The Chief Executive Officer of NUPRC, Gbenga Komolafe said at the NGFCP Bdders’ Conference and Investors’ Forum, on Thursday in Abuja, Nigeria’s Federal Capital Territory (FCT), that the forum was being organised to intimate qualified applicants, partners, sponsors and technology providers on the structure of the “Request for Proposal (RFP)”.
Mr. Komolafe said that it was also an opportunity to provide further guidance on upcoming programme of activities while listening and collating feedback from all participants towards optimising the RFP phase.
He said that the programme received about 300 applications during the Statement of Qualification (SOQ) phase of this bid process before the emergence of the 139 successful applicants in line with the RFQ published criteria.
“Therefore, for all qualified applicants, your success on the SOQ stage is no mean feat, however, that was only a start of the journey as the real deal is in making a robust and competitive proposal.
“This proposal must be with demonstrable evidence for capacity to deliver on the flare monetisation projects, in line with the terms of the RFP would be your desired destination.
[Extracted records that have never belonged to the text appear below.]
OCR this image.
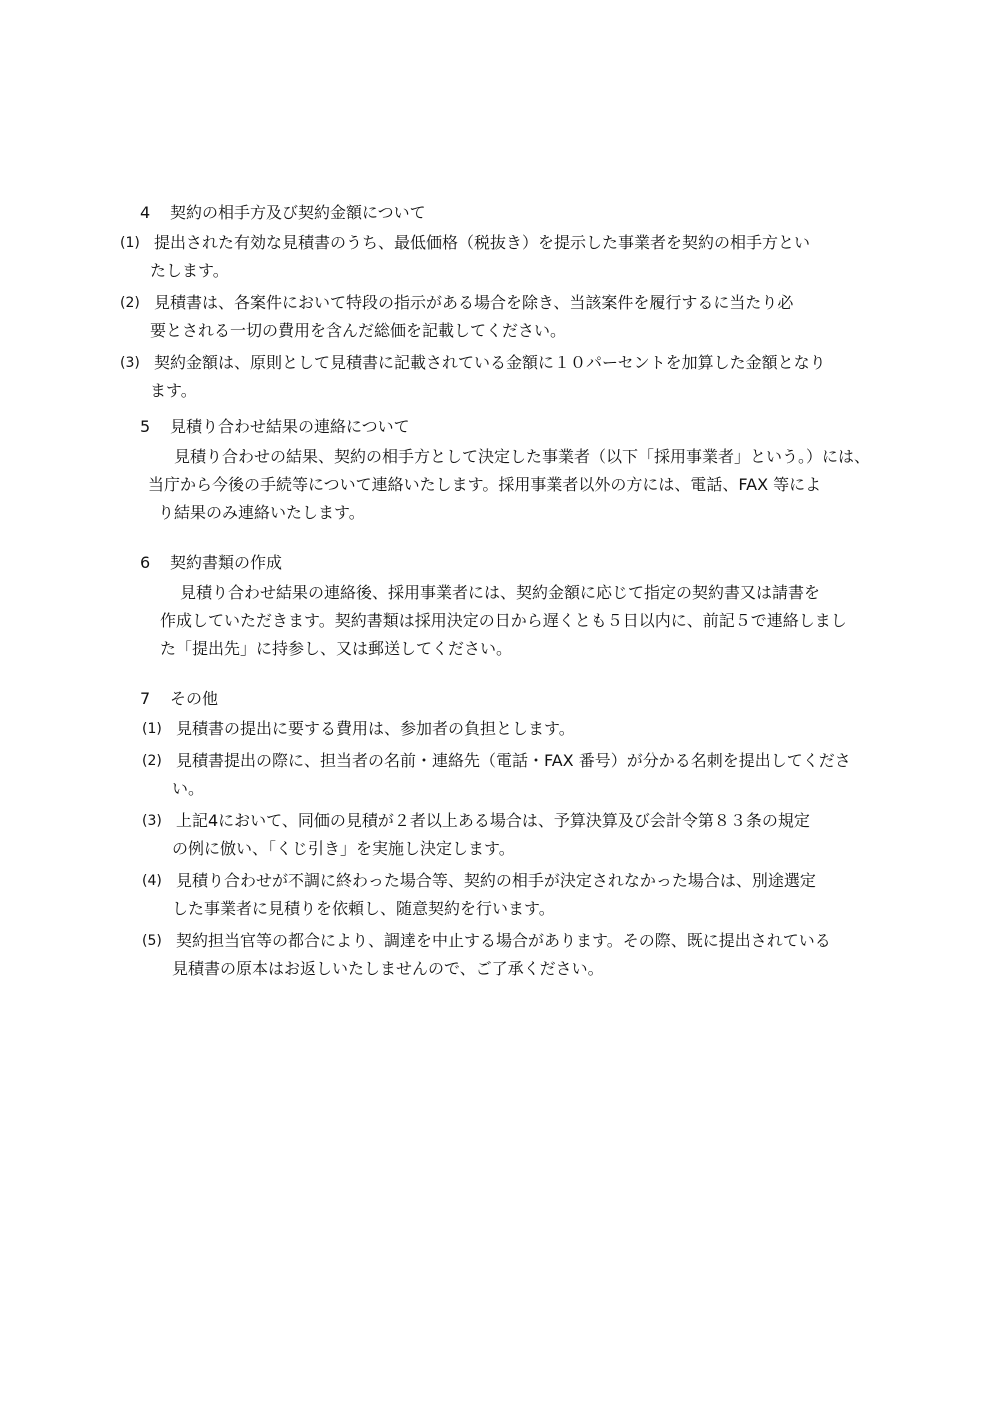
4 契約の相手方及び契約金額について
(1) 提出された有効な見積書のうち、最低価格（税抜き）を提示した事業者を契約の相手方とい
たします。
(2) 見積書は、各案件において特段の指示がある場合を除き、当該案件を履行するに当たり必
要とされる一切の費用を含んだ総価を記載してください。
(3) 契約金額は、原則として見積書に記載されている金額に１０パーセントを加算した金額となり
ます。
5 見積り合わせ結果の連絡について
見積り合わせの結果、契約の相手方として決定した事業者（以下「採用事業者」という。）には、
当庁から今後の手続等について連絡いたします。採用事業者以外の方には、電話、FAX 等によ
り結果のみ連絡いたします。
6 契約書類の作成
見積り合わせ結果の連絡後、採用事業者には、契約金額に応じて指定の契約書又は請書を
作成していただきます。契約書類は採用決定の日から遅くとも５日以内に、前記５で連絡しまし
た「提出先」に持参し、又は郵送してください。
7 その他
(1) 見積書の提出に要する費用は、参加者の負担とします。
(2) 見積書提出の際に、担当者の名前・連絡先（電話・FAX 番号）が分かる名刺を提出してくださ
い。
(3) 上記4において、同価の見積が２者以上ある場合は、予算決算及び会計令第８３条の規定
の例に倣い、「くじ引き」を実施し決定します。
(4) 見積り合わせが不調に終わった場合等、契約の相手が決定されなかった場合は、別途選定
した事業者に見積りを依頼し、随意契約を行います。
(5) 契約担当官等の都合により、調達を中止する場合があります。その際、既に提出されている
見積書の原本はお返しいたしませんので、ご了承ください。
“Apart from forestalling the deleterious impacts of gas flaring on the environment, the programme also ends the wanton wastage of our premium economic resource.
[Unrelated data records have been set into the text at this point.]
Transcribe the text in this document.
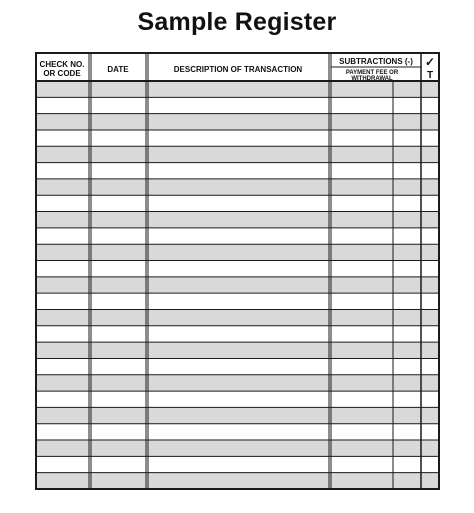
Sample Register
CHECK NO.
OR CODE	DATE	DESCRIPTION OF TRANSACTION
SUBTRACTIONS (-)
PAYMENT FEE OR
WITHDRAWAL
✓
T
“In today’s carbon constrained world, where fossil fuel is becoming less popular, in view of issues of climate change, natural gas has assumed a stature of significant importance as the bridging fuel for many oil and gas producing nations.
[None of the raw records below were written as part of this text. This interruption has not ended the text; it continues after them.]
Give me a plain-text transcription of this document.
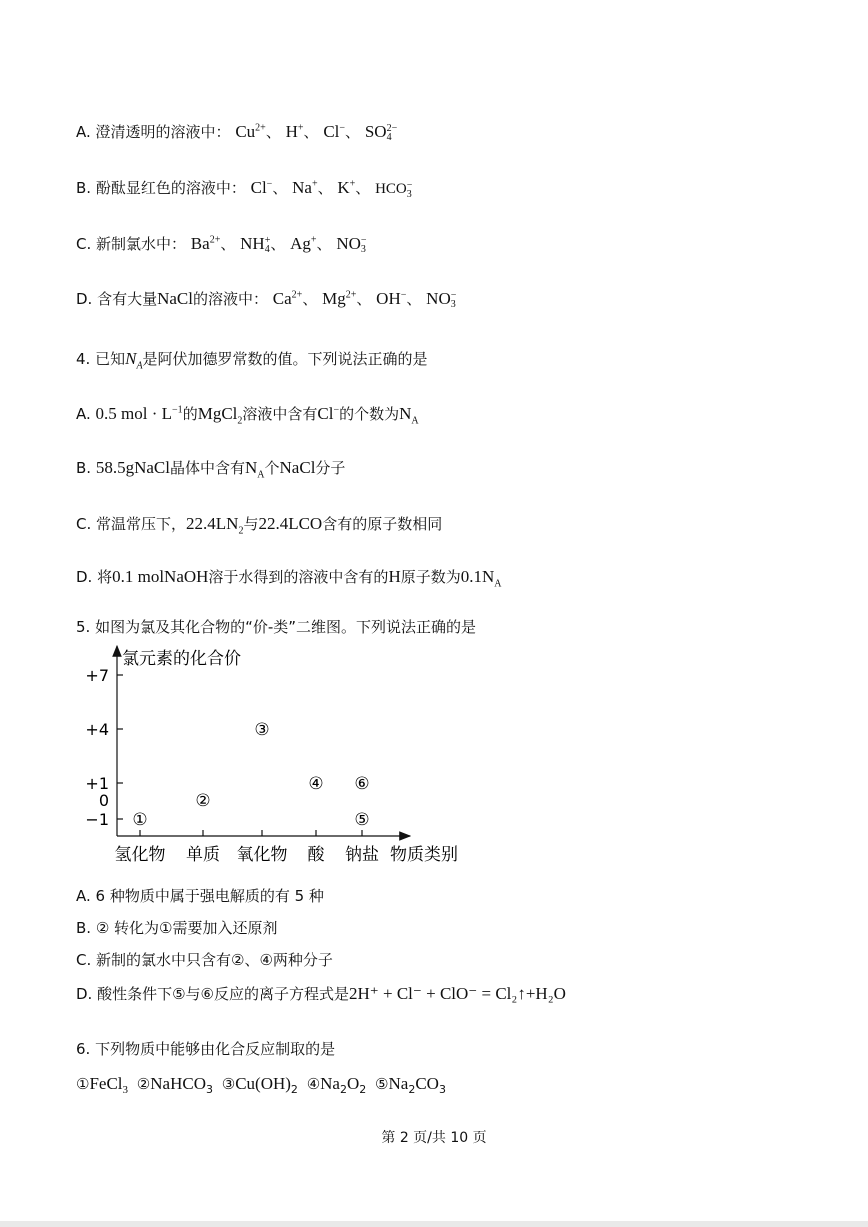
A. 澄清透明的溶液中： $Cu^{2+}$、 H+、 Cl−、 SO 2−
4
B. 酚酞显红色的溶液中： Cl−、 Na+、 K+、 HCO −
3
C. 新制氯水中： $Ba^{2+}$、 NH +
4 、 Ag+、 NO −
3
D. 含有大量NaCl的溶液中： $Ca^{2+}$、 $Mg^{2+}$、 OH−、 NO −
3
4. 已知$N_A$是阿伏加德罗常数的值。下列说法正确的是
A. 0.5 mol · $L^{-1}$的MgCl$_2$溶液中含有Cl−的个数为$N_A$
B. 58.5gNaCl晶体中含有$N_A$个NaCl分子
C. 常温常压下，$22.4LN_2$与22.4LCO含有的原子数相同
D. 将0.1 molNaOH溶于水得到的溶液中含有的H原子数为$0.1N_A$
5. 如图为氯及其化合物的“价-类”二维图。下列说法正确的是
氯元素的化合价
物质类别
+7
+4
+1
0
−1
氢化物 单质 氧化物 酸 钠盐
①
②
③
④
⑤
⑥
A. 6 种物质中属于强电解质的有 5 种
B. ② 转化为①需要加入还原剂
C. 新制的氯水中只含有②、④两种分子
D. 酸性条件下⑤与⑥反应的离子方程式是2H⁺ + Cl⁻ + ClO⁻ = Cl₂↑+H₂O
6. 下列物质中能够由化合反应制取的是
①FeCl$_3$ ②NaHCO$_3$ $③Cu(OH)_2$ $④Na_2O_2$ $⑤Na_2CO_3$
第 2 页/共 10 页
“For us here in Nigeria, gas has been adopted as our transition fuel to drive the industrialisation of the nation’s economy in line with the expectations of the Decade of Gas Initiatives launched by the Government,” Komolafe said.
According to him, the NGFCP scheme also aimed to create investment and employment opportunities as well as encouraging increased capital inflow to the Nigerian oil and gas sector.
He noted that the value derivable was multifaceted, as it aligned with the focus areas of the country’s sustainable development goals.
“The NGFCP 2022 is first among series of competitive auctions whereby Flare Gas that would otherwise have been directed to flare will be put on sale by the Commission to interested entities as prospective title holders of the flare gas.
“In this programme, prospective bidders are expected to submit bid proposals in line with the requirements and terms of the RFP, covering such areas as technical, commercial, financial, and other relevant information regarding the project that the qualified applicant intends to develop.
“Such projects may include a plan to use the gas as fuel or feedstock or both for products to be disposed of in either the domestic or international markets.
“All Proposals from bidders will be judged strictly on their merits according to the criteria published in RFP document which has since been uploaded on the NGFCP portal,” the NUPRC boss said.
He said that applicants for the second phase of the programme would have access to the data room for data prying and leasing, including suite of commercial agreements, for the 48 gas flare sites on offer in the NGFCP 2022.
According to Komolafe, the precise flare sites, volumes and compositions of gas offer would be accessed in the data room available to the applicants via the NGFCP 2022 portal upon payment of relevant fees as prescribed in the RFP.
“The data room sessions will be held virtually to provide flexibility and comfort to all participants,” he said.
He assured that NUPRC would ensure an open, transparent, competitive, and non-discriminatory bidding process in line with the provisions of Section 74 of Petroleum Industry Act.
Also speaking, the Manager, Legal Unit of NUPRC, Austin Okwah, explained that the bidding companies were expected to submit their proposals online and physical and must contain details of their mandatory consortium information.
Mr. Okwah said that the proposals must also contain bid bonds issued by reputable banks or insurance companies.
He listed three agreements that underpinned the programme to include Milestone Agreement, which defined programme conceptualisation (agreement between the commission and flare gas buyer).
Others are Gas Sales Agreement, which had quantity limitation and guarantee, as well as Connection Agreement, which required taking the gas from the flare herder to the project site and operation procedures.